Racial Identity Explains Presidential Vote Choices More than Geography

Authored By 
Rick Harrison
July 6, 2023

Four hands place votes into a box in front of an American flag

In the first study of racial voting pattens to examine every U.S. congressional district, Institution for Social and Policy Studies faculty fellow Shiro Kuriwaki and his colleagues found that race explained 60% of variation in voting preferences for the last two presidential elections, with geography accounting for another 30% of the variation.

For a paper published last week in American Political Science Review, Kuriwaki, Stephen Ansolabehere and Angelo Dagonel of Harvard University, and Soichiro Yamauchi developed new statistical techniques and applied them to large-sample surveys and demographic and presidential election data from all 435 congressional districts across the country.

They found that the preferences of Hispanic and white voters varied significantly not only across regions and states, but also congressional districts within states. In contrast, Black voters regularly supported the Democratic presidential candidate regardless of where they lived. Southern and Midwest states were the most likely to show racial polarization.

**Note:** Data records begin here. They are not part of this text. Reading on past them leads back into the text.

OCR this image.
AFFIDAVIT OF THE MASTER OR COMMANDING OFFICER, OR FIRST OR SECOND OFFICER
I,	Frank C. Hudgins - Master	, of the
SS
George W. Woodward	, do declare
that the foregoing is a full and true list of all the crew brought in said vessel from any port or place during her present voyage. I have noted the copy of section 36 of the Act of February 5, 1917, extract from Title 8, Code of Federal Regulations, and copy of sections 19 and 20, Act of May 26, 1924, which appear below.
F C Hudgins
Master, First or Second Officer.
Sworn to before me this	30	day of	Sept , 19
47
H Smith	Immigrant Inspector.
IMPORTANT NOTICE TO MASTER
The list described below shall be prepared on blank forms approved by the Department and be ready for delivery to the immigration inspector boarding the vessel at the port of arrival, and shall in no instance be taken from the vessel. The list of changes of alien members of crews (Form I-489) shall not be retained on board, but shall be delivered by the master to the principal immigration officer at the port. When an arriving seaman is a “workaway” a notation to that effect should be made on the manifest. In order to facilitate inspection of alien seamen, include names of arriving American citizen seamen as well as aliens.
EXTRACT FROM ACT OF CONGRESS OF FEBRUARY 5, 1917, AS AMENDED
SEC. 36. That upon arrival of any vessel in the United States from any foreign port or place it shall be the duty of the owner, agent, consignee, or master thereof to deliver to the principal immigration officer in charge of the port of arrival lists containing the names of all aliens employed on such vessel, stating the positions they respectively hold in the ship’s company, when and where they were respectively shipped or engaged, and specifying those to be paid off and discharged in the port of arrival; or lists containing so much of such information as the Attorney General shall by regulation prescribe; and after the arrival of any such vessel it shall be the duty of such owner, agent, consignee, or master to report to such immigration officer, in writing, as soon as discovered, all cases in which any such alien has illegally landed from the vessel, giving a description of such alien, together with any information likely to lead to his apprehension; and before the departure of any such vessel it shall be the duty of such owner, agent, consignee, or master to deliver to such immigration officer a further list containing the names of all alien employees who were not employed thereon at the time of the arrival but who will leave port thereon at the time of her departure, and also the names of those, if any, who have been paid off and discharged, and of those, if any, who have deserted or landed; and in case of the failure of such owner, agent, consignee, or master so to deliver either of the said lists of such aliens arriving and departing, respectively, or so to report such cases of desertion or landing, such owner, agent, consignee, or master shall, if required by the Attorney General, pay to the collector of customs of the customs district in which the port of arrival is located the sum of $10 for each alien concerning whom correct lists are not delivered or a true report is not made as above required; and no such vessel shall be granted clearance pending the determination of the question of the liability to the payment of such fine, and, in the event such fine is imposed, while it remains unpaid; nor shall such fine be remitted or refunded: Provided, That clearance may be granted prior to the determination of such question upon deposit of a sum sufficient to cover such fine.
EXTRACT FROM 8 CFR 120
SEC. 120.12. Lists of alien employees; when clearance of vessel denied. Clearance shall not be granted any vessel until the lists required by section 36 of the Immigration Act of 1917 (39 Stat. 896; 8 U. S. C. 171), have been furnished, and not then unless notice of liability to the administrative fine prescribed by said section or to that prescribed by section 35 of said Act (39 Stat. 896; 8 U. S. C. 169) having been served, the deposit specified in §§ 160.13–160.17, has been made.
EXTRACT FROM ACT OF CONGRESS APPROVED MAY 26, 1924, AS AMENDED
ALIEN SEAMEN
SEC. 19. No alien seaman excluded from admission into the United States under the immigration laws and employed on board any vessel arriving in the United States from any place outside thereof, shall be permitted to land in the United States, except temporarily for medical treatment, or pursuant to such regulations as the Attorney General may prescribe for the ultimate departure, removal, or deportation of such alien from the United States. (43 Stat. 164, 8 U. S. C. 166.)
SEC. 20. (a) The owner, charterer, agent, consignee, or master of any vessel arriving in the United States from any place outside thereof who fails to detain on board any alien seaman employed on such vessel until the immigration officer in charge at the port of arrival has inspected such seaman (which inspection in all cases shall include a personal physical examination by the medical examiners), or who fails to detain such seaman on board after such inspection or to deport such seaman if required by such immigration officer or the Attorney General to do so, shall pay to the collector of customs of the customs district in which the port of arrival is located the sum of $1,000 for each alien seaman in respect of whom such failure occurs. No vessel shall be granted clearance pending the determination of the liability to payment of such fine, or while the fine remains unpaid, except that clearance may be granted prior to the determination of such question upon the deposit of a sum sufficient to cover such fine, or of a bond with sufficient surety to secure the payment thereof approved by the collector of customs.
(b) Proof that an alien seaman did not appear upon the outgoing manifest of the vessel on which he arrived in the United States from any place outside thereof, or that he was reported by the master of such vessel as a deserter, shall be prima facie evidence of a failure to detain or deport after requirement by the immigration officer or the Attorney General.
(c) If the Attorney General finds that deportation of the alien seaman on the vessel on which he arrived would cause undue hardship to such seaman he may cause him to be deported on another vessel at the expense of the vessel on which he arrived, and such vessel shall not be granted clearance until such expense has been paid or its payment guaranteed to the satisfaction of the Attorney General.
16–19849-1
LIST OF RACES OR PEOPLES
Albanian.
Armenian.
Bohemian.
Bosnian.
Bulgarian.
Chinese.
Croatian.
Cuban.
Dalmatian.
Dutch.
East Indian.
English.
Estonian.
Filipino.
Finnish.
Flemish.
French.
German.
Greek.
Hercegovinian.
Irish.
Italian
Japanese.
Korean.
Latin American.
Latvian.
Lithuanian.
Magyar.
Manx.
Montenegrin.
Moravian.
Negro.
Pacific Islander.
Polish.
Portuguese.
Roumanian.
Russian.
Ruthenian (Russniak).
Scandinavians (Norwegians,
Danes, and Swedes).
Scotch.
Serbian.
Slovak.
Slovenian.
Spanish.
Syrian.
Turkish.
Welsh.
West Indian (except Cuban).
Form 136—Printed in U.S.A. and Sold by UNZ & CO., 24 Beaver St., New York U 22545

“Our study shows that racially polarized voting is not only a phenomenon in the South,” Kuriwaki said. “The divergence between the white and minority vote in parts of the Midwest was also striking, while urban districts had little racially polarized voting within them. So, geography matters. But on balance, racial identity has more explanatory power.”

Kuriwaki said that measuring 435 districts at once allowed him and his colleagues to present the electoral math of contemporary American politics in revealing, straightforward ways. He noted, for example, that their data show racial polarization declined from 2016 to 2020. Put together, the new paper shows that winning a majority of votes in most congressional districts today requires a party to assemble a coalition in the district that include support from at least one non-white racial group.

“It’s clear that there is a stark racial divide in the country,” he said. “But there is also a rural-urban divide and a division over education. And perhaps the racial divide — at least as a deciding factor in voting behavior — is receding relative to other factors.”

At ISPS, Kuriwaki works to advance the goals of Democratic Innovations, a program designed to identify and test new ideas for improving the quality of democratic representation and governance.

The new study improves existing survey methods through deployment of a new statistical method the authors designed to learn from sparse survey data. The method reveals valuable information about the relationship between demographic variables gathered in a survey, which is rich in data but can be obscured by limited quantity, and combines it with data from the U.S. census, which is precise but does not report some types of information useful for researchers, such as the number of non-college white voters in a given congressional district.

In creating comprehensive snapshots of every congressional district in the country, the researchers were able to determine whether differences in voting preferences for president among racial groups can be explained more by their racial identity or where they live.

The researchers found that, nationally, 22% of non-white voters and 59% of white voters voted for the Republican presidential candidate in 2016. But while Black voters across the country showed relatively consistent voting behavior, white and Hispanic voters displayed significant variation in different places. For example, 40% of white voters in Massachusetts chose the Republican candidate, while 84% of white voters in Mississippi voted Republican.

The authors discuss how the need for politicians to build a multiracial coalition to win in most congressional districts will only grow in importance with rising percentages of Asian, Black and Hispanic voters in both major political parties.

Kuriwaki said that the study can help guide redistricting and policymaking in light of last month’s Supreme Court decision preventing states from drawing congressional districts to dilute and disempower Black voters.

“As the voting behavior of the U.S. electorate shifts, so too must the laws and policies that prevent racial vote dilution,” the authors write. “Our analysis supports both the need for federal voting rights law and the need for the narrow tailoring of federal and state rules to specific areas in line with the principles of federalism.”